I am the Head of the International Center for Health Law and Ethics, and Chair of the LLM Program in Law and Health at the Faculty of Law. My areas of expertise are disability studies, disability rights, tort law, and bioethics. I co-founded the Disability Legal Studies Research Network at the Law and Society Association, the Haifa Forum for Disability Studies, and the Israeli Disability Studies Network (IDSN). I also served on the Advisory Committee of the Israeli Commission for Equal Rights of Persons with Disabilities. Upon completion of my doctoral studies (JSD) at NYU School of Law, I was an Ed Roberts postdoctoral fellow in disability studies at UC Berkeley.

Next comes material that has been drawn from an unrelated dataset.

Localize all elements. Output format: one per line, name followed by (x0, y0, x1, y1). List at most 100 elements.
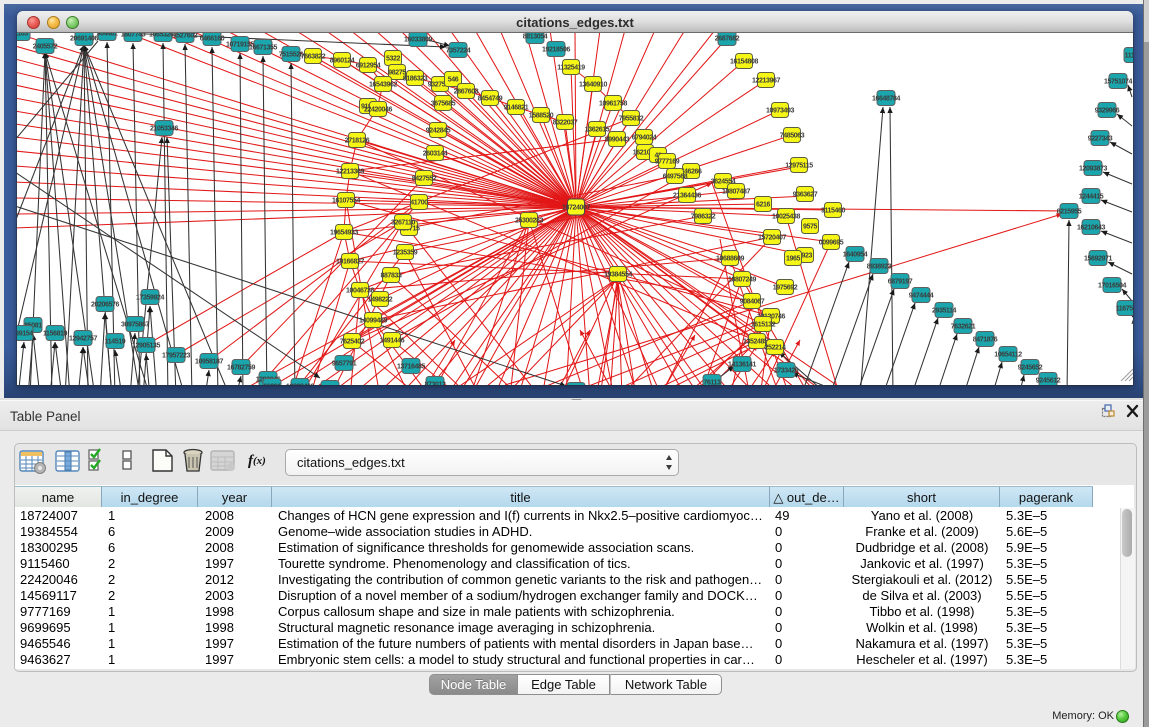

My major field of research is disability legal studies, a field I identified in my doctoral studies and have continued to develop throughout the years. I study the sociolegal construction of disabilities in various legal contexts, including employment discrimination, access to justice, bioethics, and tort law, as well as the prospects and limitations of disability rights law. A study I conducted on disability employment discrimination has been cited in numerous judicial decisions and changed the way courts interpret the Equal Rights for Persons with Disabilities Act. My most recent involvement has been in challenging the Ministry of Health’s proposed triage rules for allocating life-saving ventilators during Covid-19, which discriminated against disabled persons.

My goal as the Head of the Center for Health Law and Ethics is to promote collaborations among leading scholars within and outside the University to advance cutting edge research on health, law, ethics, and bioethics; to enrich public discussions of these matters; and to integrate disability into bioethical discourse. Covid-19 demonstrated the importance and necessity of these topics today. In the coming year, the Center will hold events to commemorate the 25th anniversary of the Patient Rights Act.